И глядела на них. На двух своих сыновей. Одного — выношенного всей душой в трудах и ожидании. Другого — принятого, как дар, в колючее осеннее утро.

И не было между ними в её сердце разделения. Была одна, неделимая, трепетная и прочная любовь.

Та самая, что сильнее страха, сильнее усталости, сильнее всяких туманов. Она поднималась от печки, поправляла одеяло на Сене, касалась рукой Егоркиной стриженой головы.

И думала, что эти пять лет, такие тяжкие и такие светлые, были самой большой удачей в её жизни. Потому что они принесли ей не просто ребёнка. Они принесли ей дом. Настоящий, полный, шумный, пахнущий детством, хлебом и будущим.

А за окном тихо падал первый снег — чистый, неторопливый, укрывающий всё до весны. И в этой тишине было обещание, что впереди ещё много таких зим и много таких весен. Вместе.

Пять лет в деревне — это не просто срок.

Это возраст, когда ива у окна из хрупкого прута становится деревом, когда тропинка от калитки к колодцу протаптывается в настоящую дорожку, а в избе каждый скрип половицы обретает свой, только ему ведомый смысл.

Сеня, или, как его чаще звали теперь в доме, Семка, рос не по дням, а по часам.

Но рос он не просто так — он утверждался. В его характере, как в хорошем крестьянском дубе, сочетались, казалось бы, несовместимые черты.

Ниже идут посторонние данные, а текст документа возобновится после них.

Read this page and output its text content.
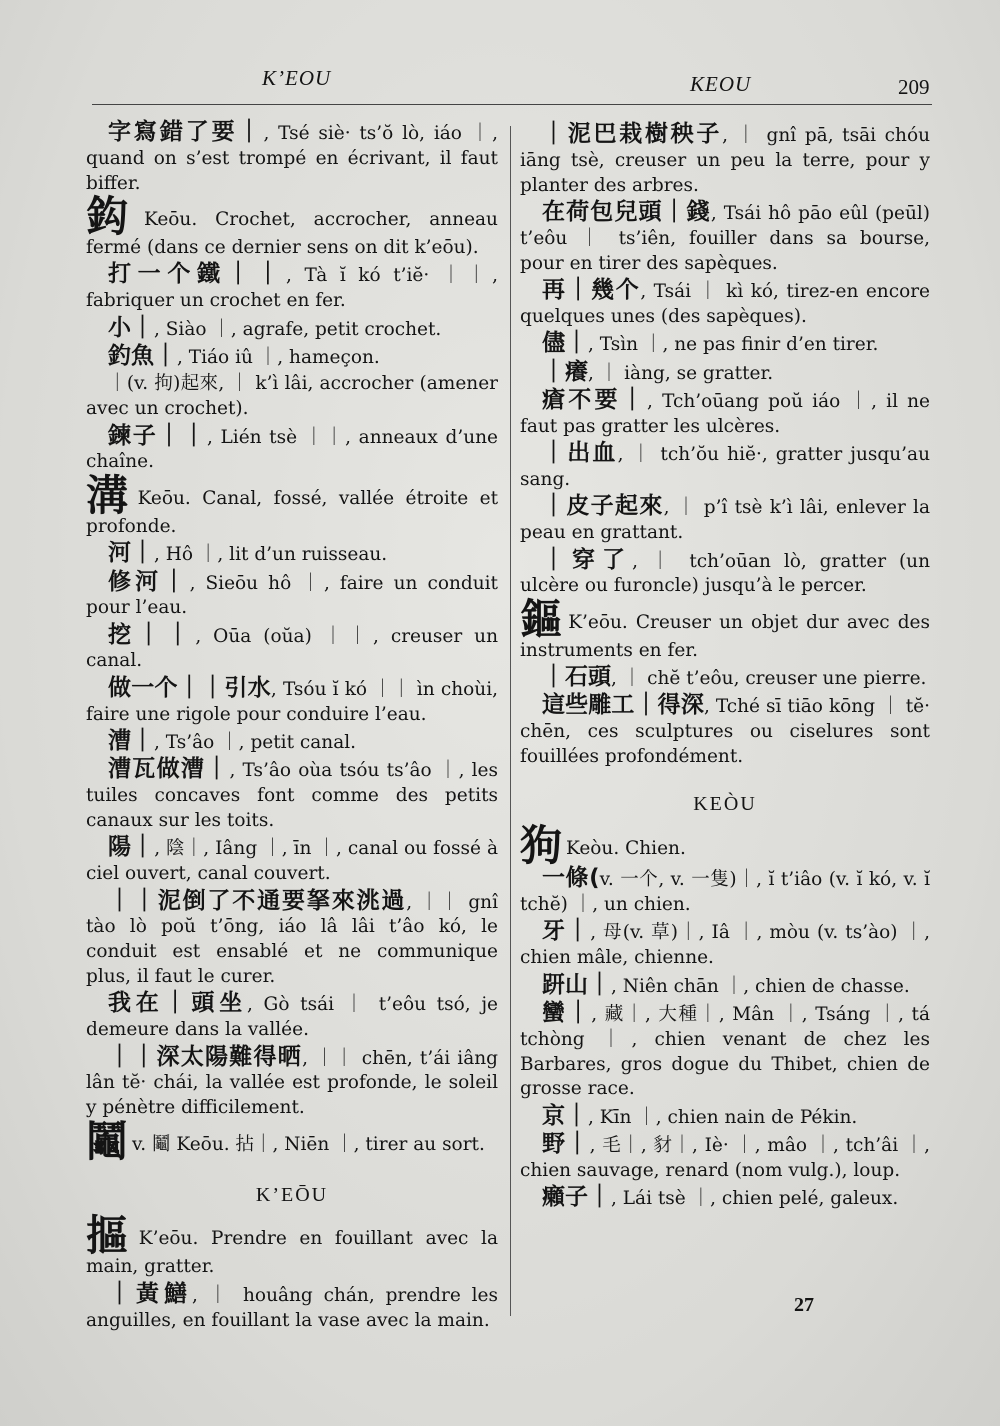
K’EOU	KEOU	209
字寫錯了要｜, Tsé siè· ts’ŏ lò, iáo ｜, quand on s’est trompé en écrivant, il faut biffer.
鈎 Keōu. Crochet, accrocher, anneau fermé (dans ce dernier sens on dit k’eōu).
打一个鐵｜｜, Tà ĭ kó t’iĕ· ｜｜, fabriquer un crochet en fer.
小｜, Siào ｜, agrafe, petit crochet.
釣魚｜, Tiáo iû ｜, hameçon.
｜(v. 拘)起來, ｜ k’ì lâi, accrocher (amener avec un crochet).
鍊子｜｜, Lién tsè ｜｜, anneaux d’une chaîne.
溝 Keōu. Canal, fossé, vallée étroite et profonde.
河｜, Hô ｜, lit d’un ruisseau.
修河｜, Sieōu hô ｜, faire un conduit pour l’eau.
挖｜｜, Oūa (oŭa) ｜｜, creuser un canal.
做一个｜｜引水, Tsóu ĭ kó ｜｜ ìn choùi, faire une rigole pour conduire l’eau.
漕｜, Ts’âo ｜, petit canal.
漕瓦做漕｜, Ts’âo oùa tsóu ts’âo ｜, les tuiles concaves font comme des petits canaux sur les toits.
陽｜, 陰｜, Iâng ｜, īn ｜, canal ou fossé à ciel ouvert, canal couvert.
｜｜泥倒了不通要拏來洮過, ｜｜ gnî tào lò poŭ t’ōng, iáo lâ lâi t’âo kó, le conduit est ensablé et ne communique plus, il faut le curer.
我在｜頭坐, Gò tsái ｜ t’eôu tsó, je demeure dans la vallée.
｜｜深太陽難得晒, ｜｜ chēn, t’ái iâng lân tĕ· chái, la vallée est profonde, le soleil y pénètre difficilement.
鬮v. 鬮 Keōu. 拈｜, Niēn ｜, tirer au sort.
K’EŌU
摳 K’eōu. Prendre en fouillant avec la main, gratter.
｜黃鱔, ｜ houâng chán, prendre les anguilles, en fouillant la vase avec la main.
｜泥巴栽樹秧子, ｜ gnî pā, tsāi chóu iāng tsè, creuser un peu la terre, pour y planter des arbres.
在荷包兒頭｜錢, Tsái hô pāo eûl (peūl) t’eôu ｜ ts’iên, fouiller dans sa bourse, pour en tirer des sapèques.
再｜幾个, Tsái ｜ kì kó, tirez-en encore quelques unes (des sapèques).
儘｜, Tsìn ｜, ne pas finir d’en tirer.
｜癢, ｜ iàng, se gratter.
瘡不要｜, Tch’oūang poŭ iáo ｜, il ne faut pas gratter les ulcères.
｜出血, ｜ tch’ŏu hiĕ·, gratter jusqu’au sang.
｜皮子起來, ｜ p’î tsè k’ì lâi, enlever la peau en grattant.
｜穿了, ｜ tch’oūan lò, gratter (un ulcère ou furoncle) jusqu’à le percer.
鏂 K’eōu. Creuser un objet dur avec des instruments en fer.
｜石頭, ｜ chĕ t’eôu, creuser une pierre.
這些雕工｜得深, Tché sī tiāo kōng ｜ tĕ· chēn, ces sculptures ou ciselures sont fouillées profondément.
KEÒU
狗 Keòu. Chien.
一條(v. 一个, v. 一隻)｜, ĭ t’iâo (v. ĭ kó, v. ĭ tchĕ) ｜, un chien.
牙｜, 母(v. 草)｜, Iâ ｜, mòu (v. ts’ào) ｜, chien mâle, chienne.
趼山｜, Niên chān ｜, chien de chasse.
蠻｜, 藏｜, 大種｜, Mân ｜, Tsáng ｜, tá tchòng ｜, chien venant de chez les Barbares, gros dogue du Thibet, chien de grosse race.
京｜, Kīn ｜, chien nain de Pékin.
野｜, 毛｜, 豺｜, Iè· ｜, mâo ｜, tch’âi ｜, chien sauvage, renard (nom vulg.), loup.
癩子｜, Lái tsè ｜, chien pelé, galeux.
27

Он был упрям, как ослик. Если он решил, что сапог нужно надевать именно на левую ногу сначала, а потом на правую, никакие уговоры, ни даже сердитый оклик Марии не могли заставить его изменить порядок.

Он мог стоять, красный от натуги, со слезами на глазах, но своё делал. Это упрямство было не вредностью, а первой пробой силы, границ своего «я» в этом большом мире.

И сила в нём была — не грубая, а какая-то внутренняя, духовная.

Он мог, упав с забора, рассечь ладонь до крови, сморщиться, всхлипнуть один раз — и тут же, стиснув зубы, полезть обратно, чтобы «доделать».

Эта же сила делала его невероятно заботливым. Он, как барометр, чувствовал настроение матери. Видит, что Мария пришла с фермы, прислонилась к притолоке, глаза закрыла, — он не будет носиться и кричать.

Подойдёт тихо, уткнётся в её колени, отдавая своё немое, тёплое сочувствие. А потом притащит ей свою подушку: «Мама, приляг».

Внимательность его была поразительной.

Он помнил, где у Егорки после драки на руке синяк, и осторожно трогал его, дуя.

Замечал, что у Бурёнки сегодня «грустные глаза», и тайком от Марии таскал ей лишнюю краюху хлеба.

Его доброта не была показной, она была естественной, как дыхание.

Он мог отдать последнюю конфету-подушечку, которую приберёг с прошлого праздника, дворовому псу Жучку, потому что «он же просит, смотри, глаза как у Егорыча». И в этой фразе не было ни капли насмешки, лишь братская нуждаемость в ласке.

Именно таким — упрямым, сильным, внимательным — заставал его Егорка каждый день, возвращаясь из школы.

Мария ещё была на ферме, допоздна. Их мир, мир двух братьев, начинался с порога.

— Сем, я дома! — раздавался в сенях хрипловатый, уже почти мужской голос.

Из-за печки, откуда он что-то строил из чурок, выскальзывала рыжая вихрястая голова. Глаза-чернички загорались.

— Горка! — И через секунду Семка уже висел на старшем брате, обвив его ноги, как плющ.

— Отстань, дурак, — бормотал Егорка, но руки его уже привычным движением подхватывали Семку под мышки, вздымали вверх, к потолку, отчего тот заливался счастливым, беззубым смехом. Это был ритуал.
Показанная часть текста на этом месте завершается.